Wadiz
- Industry: Crowdfunding
- Founded: May 1, 2012; 12 years ago
- Headquarters: Seongnam, South Korea
- Website: www.wadiz.kr/web/main

= Wadiz =

South Korean crowdfunding platform

Wadiz (founded in 2012) is a crowdfunding platform based in South Korea. It allows startups and small and medium-sized companies to look for early-stage fundraising and introduces investors and consumers to products and brands. The platform has various categories, including technology, beauty, fashion, music, character goods, pets, food, books, children's products, games, comics, and travel. Site users can contribute financially to the projects within these categories.

Starting with crowdfunding, Wadiz has expanded its business into pre-orders and Wadiz commerce Store. As of 2026, Wadiz has facilitated approximately 90,000 projects and surpassed 1.5 trillion KRW in cumulative transactions.

Also, in May 2025, Wadiz launched its global crowdfunding service, allowing projects to be opened simultaneously to domestic and overseas supporters.

Recently, Wadiz was named to the Financial Timess (FT) "Asia-Pacific High-Growth Companies 2026" list. This marks the company's fifth appearance on the ranking, following previous selections from 2020 to 2022 and again in 2025.

Wadiz also supports the overseas expansion of companies that have succeeded in crowdfunding. By establishing MOUs with platforms like Makuake in Japan and Zeczec in Taiwan, Wadiz assists domestically crowdfunded products in entering overseas crowdfunding markets.

In 2025, Wadiz also introduced its own private brand, "Wadiz Edition", for the first time through the Wadiz Store, achieving 10 billion KRW in sales within just three days of its launch. Developed in collaboration with makes, the "Wadiz Edition" line is characterized by planning and improving products based directly on feedback from supporters.

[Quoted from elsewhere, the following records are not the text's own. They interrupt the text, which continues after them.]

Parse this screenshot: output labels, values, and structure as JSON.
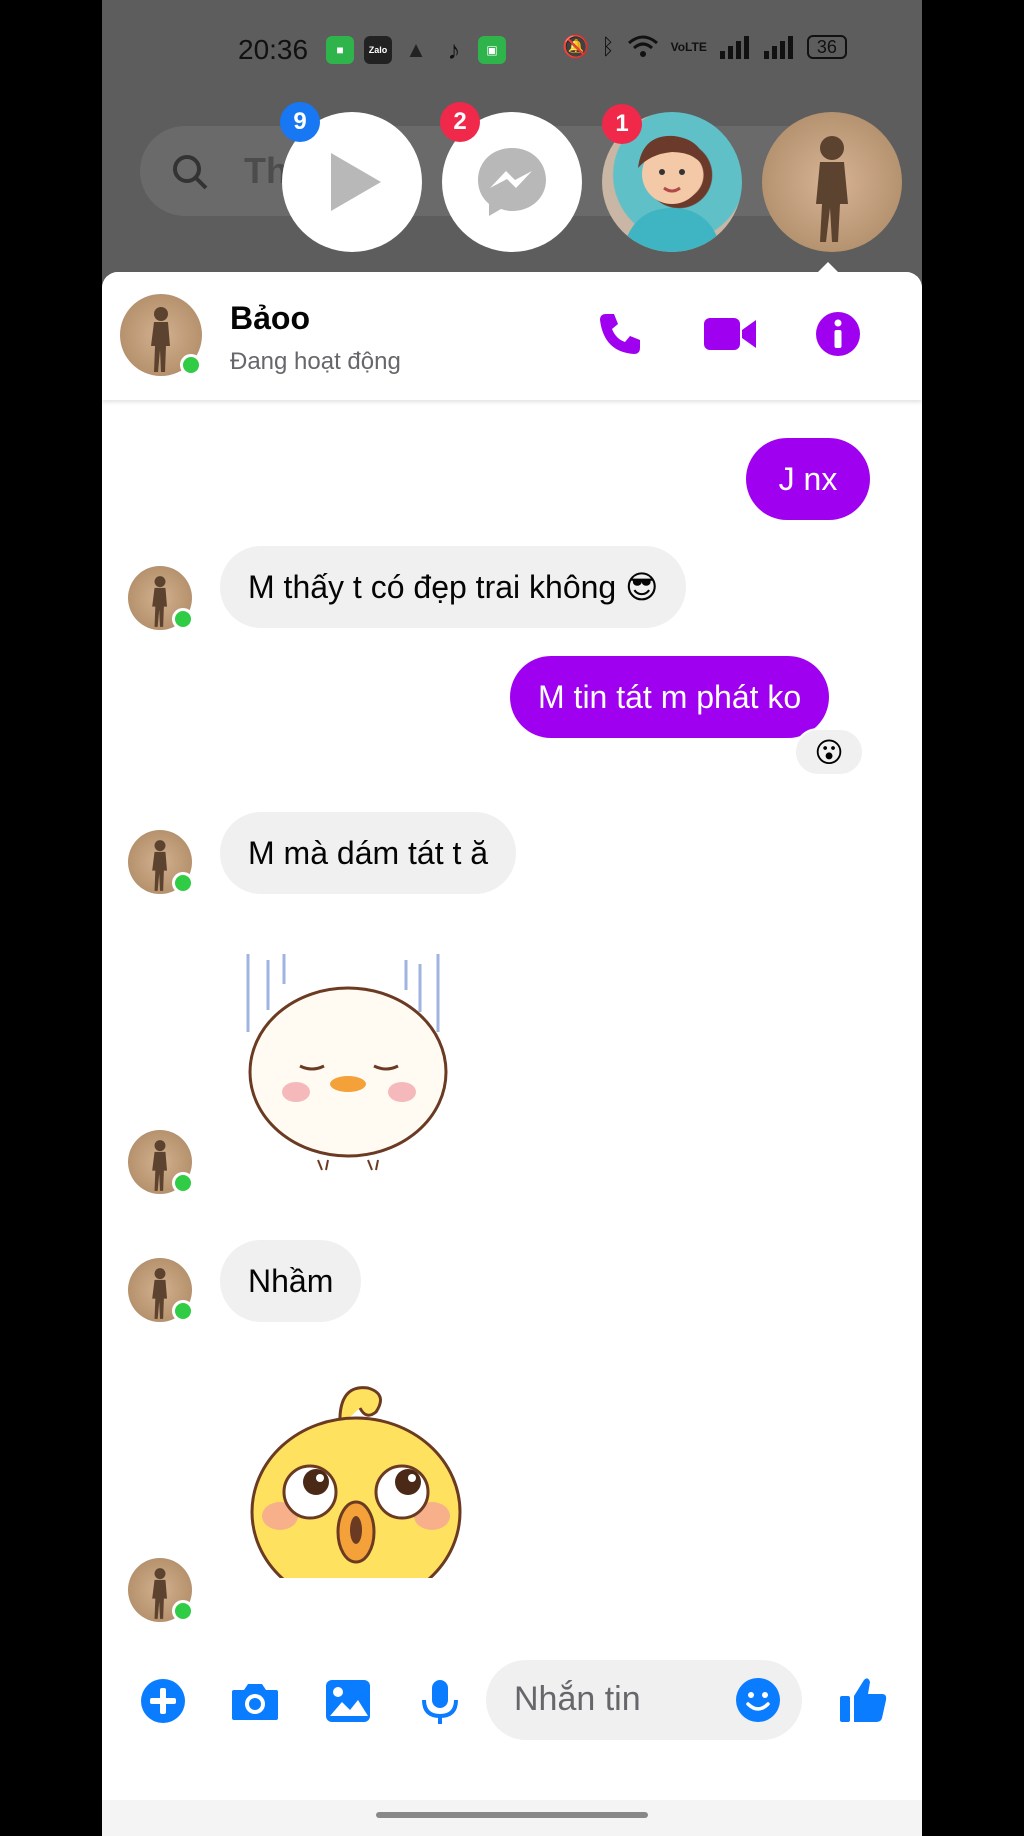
{
  "status_bar": {
    "time": "20:36",
    "battery": "36",
    "network_label": "VoLTE",
    "apps": [
      "Zalo"
    ]
  },
  "search": {
    "placeholder_partial": "Th"
  },
  "chat_heads": [
    {
      "type": "video-player",
      "badge": "9",
      "badge_color": "#1877f2"
    },
    {
      "type": "messenger",
      "badge": "2",
      "badge_color": "#f0284a"
    },
    {
      "type": "contact-photo",
      "badge": "1",
      "badge_color": "#f0284a"
    },
    {
      "type": "contact-photo-active",
      "badge": ""
    }
  ],
  "conversation": {
    "contact_name": "Bảoo",
    "contact_status": "Đang hoạt động",
    "accent_color": "#a000f0",
    "icons": [
      "phone-icon",
      "video-call-icon",
      "info-icon"
    ]
  },
  "messages": [
    {
      "side": "out",
      "text": "J nx"
    },
    {
      "side": "in",
      "text": "M thấy t có đẹp trai không 😎"
    },
    {
      "side": "out",
      "text": "M tin tát m phát ko",
      "reaction": "😮"
    },
    {
      "side": "in",
      "text": "M mà dám tát t ă"
    },
    {
      "side": "in",
      "sticker": "sad-chick"
    },
    {
      "side": "in",
      "text": "Nhầm"
    },
    {
      "side": "in",
      "sticker": "confused-chick"
    }
  ],
  "composer": {
    "placeholder": "Nhắn tin",
    "icons": [
      "plus-icon",
      "camera-icon",
      "gallery-icon",
      "microphone-icon",
      "emoji-icon",
      "like-icon"
    ]
  }
}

The first product of the "Wadiz Edition" was the "Hot Spring Water Shower Filter," developed with Seolleb, a skincare brand specializing in hot spring water cosmetics. By incorporating major requests and feedback from supporters during the initial funding phase, the product featured an improved filter capacity, leading to a complete sell-out within three days of its official release.

As of May 2026, the line expands across various categories, including beauty, food, and living.

Among these, the beauty product "Melanin Wrapping Balm" achieved over 10,000% of its initial funding target. It has also gained significant traction in global markets, including the United States and Japan, joining the mainstream movement of K-beauty's global expansion. Addtionally, in May 2026, the brand launched an EGF Ampoule within its beauty line, successfully closing its funding campaign at over 8,400% of the target goal.

In 2026, Wadiz introduced its Official Global Agency Program to support international makers entering the South Korean market. The program connects them with Korean agencies that provide certification, customs clearance, content production, advertising, customer support, and delivery services for crowdfunding projects in South Korea.